I would not be bothered by the informality of a student asking if anything important were covered, just the cluelessness of the assumption that most of the lecture was unimportant. I'm given to blunt speech and would be likely to use a sarcastic rejoinders: "It's all important to me", "No, nothing any faculty does is important to students who skip classes", "What do you think is important?", ...

I've never had the opportunity to use any of those. Students generally ask me much more specific questions, like whether they can still turn in an overdue assignment. "Important" things like homework assignments, due dates, and list of topics covered are all on the web page. I do get to use "It's on the web page" a fair amount.

Anonymous said...

I was a mean and nasty teacher. I taught those huge 400-500 student general education lectures, and the rule was, if you miss a class, you may ask your colleague for notes and you may come to office hours. At office hours, the material will be briefly summarized for you both verbally and on the chalkboard, and you will be directed to further reading--if and only if you come prepared and read the text and the website to know what we are talking about.
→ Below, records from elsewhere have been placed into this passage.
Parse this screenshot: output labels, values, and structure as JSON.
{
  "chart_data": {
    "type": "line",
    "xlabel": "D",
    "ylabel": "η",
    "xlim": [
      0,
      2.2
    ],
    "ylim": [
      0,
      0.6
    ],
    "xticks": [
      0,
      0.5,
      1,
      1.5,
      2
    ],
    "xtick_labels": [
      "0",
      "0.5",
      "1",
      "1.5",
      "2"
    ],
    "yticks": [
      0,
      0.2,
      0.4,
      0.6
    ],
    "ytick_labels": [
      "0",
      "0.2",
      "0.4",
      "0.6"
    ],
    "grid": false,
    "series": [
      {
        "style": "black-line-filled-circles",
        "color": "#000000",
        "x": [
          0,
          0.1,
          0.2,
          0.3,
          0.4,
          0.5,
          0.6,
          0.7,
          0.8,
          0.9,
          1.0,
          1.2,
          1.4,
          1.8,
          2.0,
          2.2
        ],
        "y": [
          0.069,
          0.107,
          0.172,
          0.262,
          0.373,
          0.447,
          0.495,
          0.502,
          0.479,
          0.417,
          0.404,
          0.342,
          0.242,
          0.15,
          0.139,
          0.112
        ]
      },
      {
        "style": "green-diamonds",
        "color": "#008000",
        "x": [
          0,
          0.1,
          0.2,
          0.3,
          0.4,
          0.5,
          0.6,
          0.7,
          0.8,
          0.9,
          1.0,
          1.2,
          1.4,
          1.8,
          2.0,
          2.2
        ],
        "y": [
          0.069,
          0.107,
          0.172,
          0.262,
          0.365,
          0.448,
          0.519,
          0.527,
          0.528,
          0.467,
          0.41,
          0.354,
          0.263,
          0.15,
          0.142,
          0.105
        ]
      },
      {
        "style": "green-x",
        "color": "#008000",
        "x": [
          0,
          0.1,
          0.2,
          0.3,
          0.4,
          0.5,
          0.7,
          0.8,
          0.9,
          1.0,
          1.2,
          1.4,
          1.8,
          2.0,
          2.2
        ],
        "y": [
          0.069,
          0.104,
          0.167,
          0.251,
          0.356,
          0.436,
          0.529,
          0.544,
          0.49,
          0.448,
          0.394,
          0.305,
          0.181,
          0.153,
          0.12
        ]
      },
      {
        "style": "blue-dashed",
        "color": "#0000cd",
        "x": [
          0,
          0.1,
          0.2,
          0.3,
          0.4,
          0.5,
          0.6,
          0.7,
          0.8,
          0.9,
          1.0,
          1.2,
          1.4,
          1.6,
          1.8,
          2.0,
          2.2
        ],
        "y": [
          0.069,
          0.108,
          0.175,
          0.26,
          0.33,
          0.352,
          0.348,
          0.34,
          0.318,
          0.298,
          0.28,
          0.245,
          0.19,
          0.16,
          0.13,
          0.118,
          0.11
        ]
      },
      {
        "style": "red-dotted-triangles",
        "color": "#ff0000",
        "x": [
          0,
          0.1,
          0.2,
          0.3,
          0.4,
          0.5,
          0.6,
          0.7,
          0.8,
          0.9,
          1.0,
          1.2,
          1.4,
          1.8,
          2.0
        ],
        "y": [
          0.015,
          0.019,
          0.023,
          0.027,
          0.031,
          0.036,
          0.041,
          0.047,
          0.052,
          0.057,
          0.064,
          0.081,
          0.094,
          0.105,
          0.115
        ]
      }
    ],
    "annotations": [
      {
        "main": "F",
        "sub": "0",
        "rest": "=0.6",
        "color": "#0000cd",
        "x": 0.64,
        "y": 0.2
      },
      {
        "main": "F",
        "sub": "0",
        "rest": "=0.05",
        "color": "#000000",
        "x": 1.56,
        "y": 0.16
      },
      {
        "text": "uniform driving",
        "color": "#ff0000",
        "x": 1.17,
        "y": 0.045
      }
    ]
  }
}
All the resulting "did I miss anything important" questions came from students with one foot out the door who were too busy for either office hours, office appointments or email. I always told them no, nothing very important. The other students, who were respectfully, diligently sitting in my office taking notes from the chalkboard, were horrified: "We went over XYZ for like the whole hour! That's going to be on the exam!" Yep. But it's not the end of the world if you get it wrong on the exam, either; the real shock seemed to be that the world (and specifically my world) did not revolve around their crummy B-. You can imagine how popular I was with the pre-meds.

Rocket said...

One time I actually did reply, "No, just the usual drivel." The student turned red and got quiet, and then didn't approach me for the rest of the semester. I felt kind of bad about that, and never did it again.

ILEAD India said...

A teacher should not get annoyed at the slightest instance. If a student misses out in something important, a teacher should give some time to it. However, it is also the responsibility of the students to listen to the teacher with full attention. Anyway,it was a nice post. Thanks.